Ce convoi est composé au départ de Compiègne, de 1175 hommes (1100 « otages communistes » – jeunes communistes, anciens responsables politiques et élus du Parti communiste, syndicalistes de la CGT et délégués du personnel d’avant-guerre, militants et syndicalistes clandestins, résistants – de cinquante  « otages juifs » et de quelques « droits communs »). Il faisait partie des mesures de terreur allemandes destinées à combattre, en France, les judéo-bolcheviks responsables, aux yeux de Hitler, des actions armées organisées par le parti communiste clandestin contre des officiers et des soldats de la Wehrmacht, à partir d’août 1941. Lire dans le site le récit des deux jours du transport : Compiègne-Auschwitz : 6-8 juillet 1942. Sur les 1175 otages partis de Compiègne le 6 juillet 1942, 1170 sont présents à l’arrivée du train en gare d’Auschwitz le 8 juillet 1942. Ces derniers sont enregistrés et photographiés au Stammlager d’Auschwitz (camp souche ou camp principal, dénommé en 1943 Auschwitz-I) entre les numéros « 45157 » et « 46326 », d’où le nom de « convoi des 45000 », sous lequel les déportés du camp désignaient ce convoi. Ce matricule – qu’il doit apprendre à dire en allemand et en polonais à toute demande des Kapos et des SS – sera désormais sa seule identité. Lire dans le site : Le KL Auschwitz-Birkenau.

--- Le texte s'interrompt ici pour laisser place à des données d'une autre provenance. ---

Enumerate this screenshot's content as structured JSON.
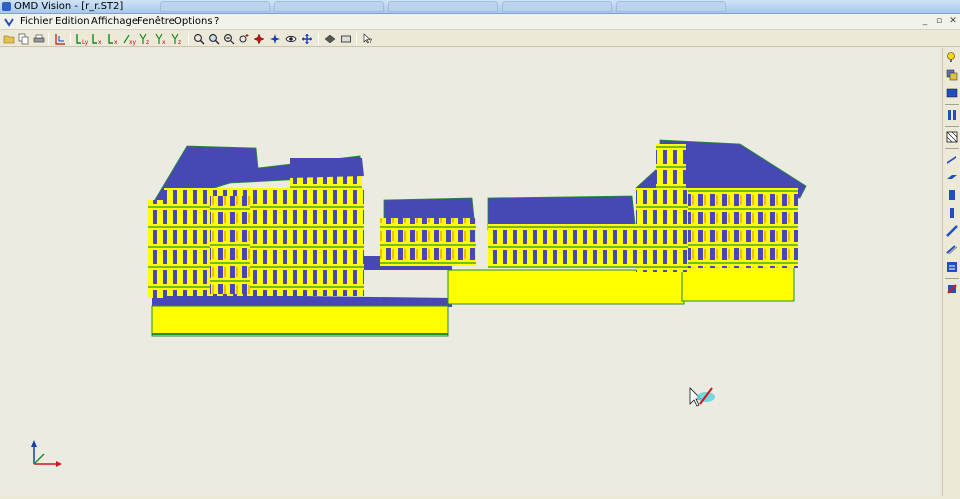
{
  "window": {
    "title": "OMD Vision - [r_r.ST2]"
  },
  "menu": {
    "items": [
      "Fichier",
      "Edition",
      "Affichage",
      "Fenêtre",
      "Options",
      "?"
    ]
  },
  "window_controls": {
    "minimize": "_",
    "restore": "▫",
    "close": "✕"
  },
  "toolbar": {
    "axis_labels": [
      "Ly",
      "Lx",
      "Lx",
      "xy",
      "Yz",
      "Yx",
      "Yz"
    ]
  },
  "colors": {
    "wall_yellow": "#ffff00",
    "slab_blue": "#4848b4",
    "edge_green": "#1f8f2f",
    "accent_red": "#d01818"
  }
}
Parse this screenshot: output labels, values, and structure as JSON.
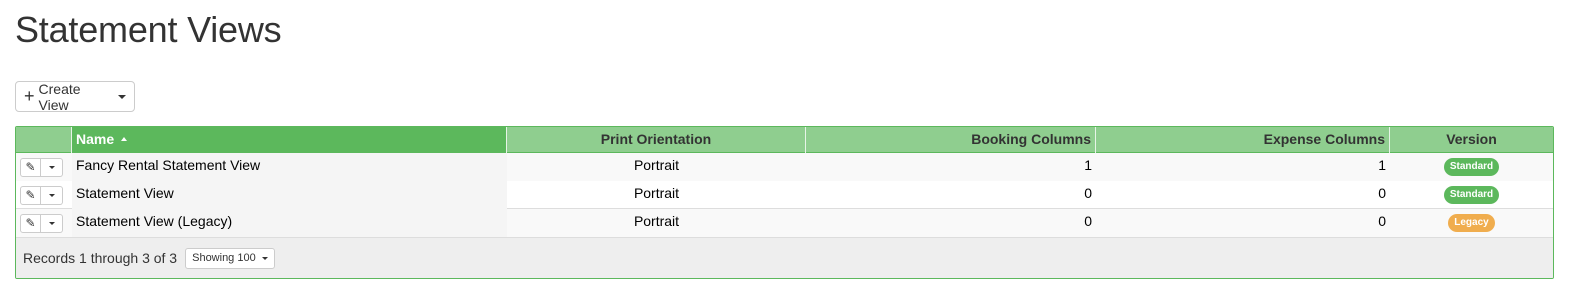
{
  "page": {
    "title": "Statement Views"
  },
  "toolbar": {
    "create_label": "Create View"
  },
  "table": {
    "columns": {
      "name": "Name",
      "orientation": "Print Orientation",
      "booking": "Booking Columns",
      "expense": "Expense Columns",
      "version": "Version"
    },
    "rows": [
      {
        "name": "Fancy Rental Statement View",
        "orientation": "Portrait",
        "booking": "1",
        "expense": "1",
        "version": "Standard"
      },
      {
        "name": "Statement View",
        "orientation": "Portrait",
        "booking": "0",
        "expense": "0",
        "version": "Standard"
      },
      {
        "name": "Statement View (Legacy)",
        "orientation": "Portrait",
        "booking": "0",
        "expense": "0",
        "version": "Legacy"
      }
    ]
  },
  "footer": {
    "records_text": "Records 1 through 3 of 3",
    "showing_label": "Showing 100"
  },
  "colors": {
    "grid_border": "#5cb85c",
    "header_bg": "#8fce8f",
    "badge_standard": "#5cb85c",
    "badge_legacy": "#f0ad4e"
  }
}
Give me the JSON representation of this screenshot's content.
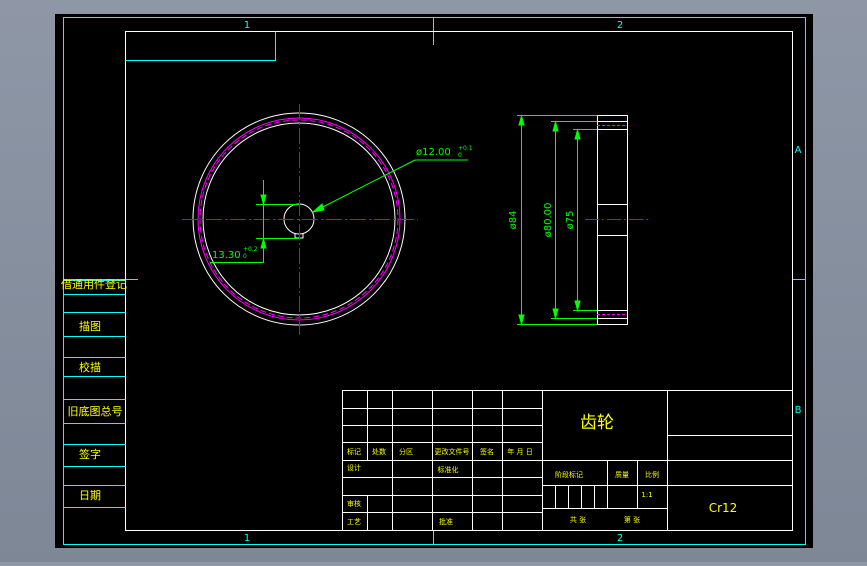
{
  "colors": {
    "background": "#000000",
    "frame": "#00ffff",
    "outline": "#ffffff",
    "text": "#ffff00",
    "dimension": "#00ff00",
    "centerline": "#ff0000",
    "hidden": "#ff00ff",
    "outer_strip": "#8a94a4"
  },
  "zones": {
    "top_left": "1",
    "top_right": "2",
    "bottom_left": "1",
    "bottom_right": "2",
    "right_top": "A",
    "right_bottom": "B"
  },
  "dimensions": {
    "bore_value": "ø12.00",
    "bore_tol_upper": "+0.1",
    "bore_tol_lower": "0",
    "keyway_value": "13.30",
    "keyway_tol_upper": "+0.2",
    "keyway_tol_lower": "0",
    "dia_84": "ø84",
    "dia_80": "ø80.00",
    "dia_75": "ø75"
  },
  "left_strip": [
    "借通用件登记",
    "描图",
    "校描",
    "旧底图总号",
    "签字",
    "日期"
  ],
  "title_block": {
    "part_name": "齿轮",
    "material": "Cr12",
    "header_labels": [
      "标记",
      "处数",
      "分区",
      "更改文件号",
      "签名",
      "年 月 日"
    ],
    "design": "设计",
    "standardization": "标准化",
    "review": "审核",
    "process": "工艺",
    "approve": "批准",
    "stage_mark": "阶段标记",
    "weight": "质量",
    "scale_label": "比例",
    "scale_value": "1:1",
    "sheets_total": "共   张",
    "sheet_no": "第   张"
  }
}
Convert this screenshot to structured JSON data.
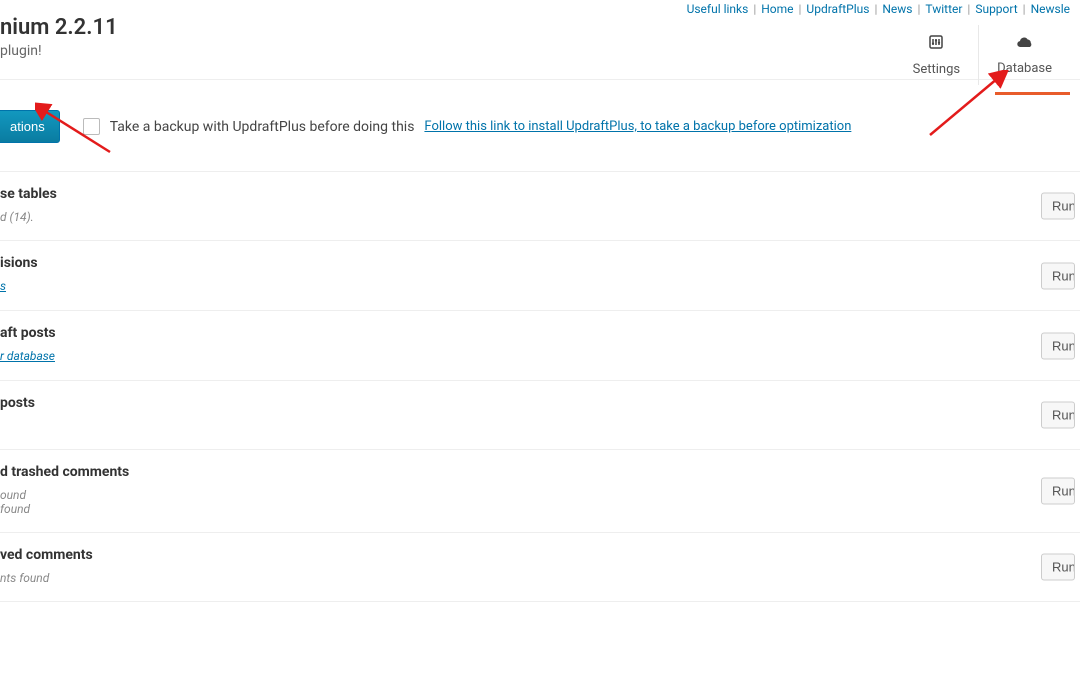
{
  "top_nav": {
    "useful_links": "Useful links",
    "home": "Home",
    "updraftplus": "UpdraftPlus",
    "news": "News",
    "twitter": "Twitter",
    "support": "Support",
    "newsletter": "Newsle"
  },
  "header": {
    "title": "nium 2.2.11",
    "subtitle": "plugin!"
  },
  "tabs": {
    "settings": "Settings",
    "database": "Database"
  },
  "action_bar": {
    "run_all": "ations",
    "backup_label": "Take a backup with UpdraftPlus before doing this",
    "install_link": "Follow this link to install UpdraftPlus, to take a backup before optimization"
  },
  "sections": {
    "tables": {
      "title": "se tables",
      "desc": "d (14)."
    },
    "revisions": {
      "title": "isions",
      "desc_link": "s"
    },
    "drafts": {
      "title": "aft posts",
      "desc_link": "r database"
    },
    "trashed_posts": {
      "title": "posts"
    },
    "comments": {
      "title": "d trashed comments",
      "desc1": "ound",
      "desc2": "found"
    },
    "unapproved": {
      "title": "ved comments",
      "desc": "nts found"
    }
  },
  "run_button": "Run"
}
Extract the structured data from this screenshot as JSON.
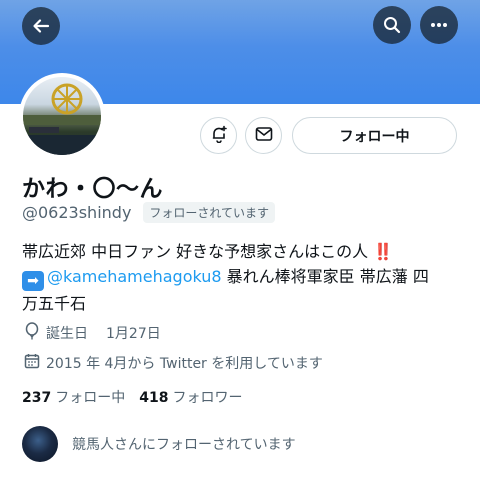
{
  "header": {
    "back_icon": "arrow-left-icon",
    "search_icon": "search-icon",
    "more_icon": "more-horizontal-icon",
    "banner_color": "#4d8ee8"
  },
  "actions": {
    "notify_icon": "bell-plus-icon",
    "message_icon": "envelope-icon",
    "follow_label": "フォロー中"
  },
  "profile": {
    "name": "かわ・〇〜ん",
    "handle": "@0623shindy",
    "follows_you_badge": "フォローされています",
    "bio_line1": "帯広近郊 中日ファン 好きな予想家さんはこの人",
    "bio_line1_emoji": "‼️",
    "bio_line2_arrow": "➡",
    "bio_mention": "@kamehamehagoku8",
    "bio_line2_rest": " 暴れん棒将軍家臣 帯広藩 四",
    "bio_line3": "万五千石",
    "birthday_label": "誕生日",
    "birthday_value": "1月27日",
    "joined_text": "2015 年 4月から Twitter を利用しています"
  },
  "stats": {
    "following_count": "237",
    "following_label": "フォロー中",
    "followers_count": "418",
    "followers_label": "フォロワー"
  },
  "followed_by": {
    "text": "競馬人さんにフォローされています"
  },
  "colors": {
    "link": "#1d9bf0",
    "secondary_text": "#536471",
    "border": "#cfd9de"
  }
}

l’entrée du camp d’Auschwitz

Henri Mathiaud est enregistré à son arrivée à Auschwitz le 8 juillet 1942 sous le numéro « 45860 ».

Sa photo d’immatriculation à Auschwitz n’a pas été retrouvée parmi celles que des membres de la Résistance intérieure du camp avaient camouflées pour les sauver de la destruction, ordonnée par les SS peu de temps avant l’évacuation d’Auschwitz.

Lire dans le site le récit de leur premier jour à Auschwitz : L’arrivée au camp principal, 8 juillet 1942. et 8 juillet 1942 : Tonte, désinfection, paquetage, « visite médicale ».  Après l’enregistrement, il passe la nuit au Block 13 (les 1170 déportés du convoi y sont entassés dans deux pièces). Le 9 juillet tous sont conduits à pied au camp annexe de Birkenau (Brzezinka), situé à 4 km du camp principal. Le 13 juillet il est interrogé sur sa profession. Les spécialistes dont les SS ont besoin pour leurs ateliers sont sélectionnés et vont retourner à Auschwitz I (approximativement la moitié du convoi. Les autres, restent à Birkenau, employés au terrassement et à la construction des Blocks.
Il est affecté au Block 15 (Post II, Stube 4) : il travaille dans plusieurs kommandos et notamment à celui de la serrurerie (Schlosserei), avec René
Petijean
,Georges Brumm, Adrien Fontaine, Auguste Monjauvis et Raymond Montégut.
En application d’une directive datée du 21 juin 1943 accordant aux détenus français des KL, la possibilité de correspondre avec leur famille et de recevoir des colis renfermant des vivres, il reçoit le 4 juillet 1943, comme les autres détenus politiques français d’Auschwitz, l’autorisation d’échanger des lettres avec sa famille – rédigées en allemand et soumises à la censure – et de recevoir des colis contenant des
aliments.
Entre le 14 août 1943 et le 12 décembre 1943, il est en quarantaine au Block 11 avec la quasi totalité des Français survivants. Lire l’article du
site « les 45000 au block 11
.  Le 12 décembre, les Français quittent le Block 11 et retournent dans leurs anciens Kommandos.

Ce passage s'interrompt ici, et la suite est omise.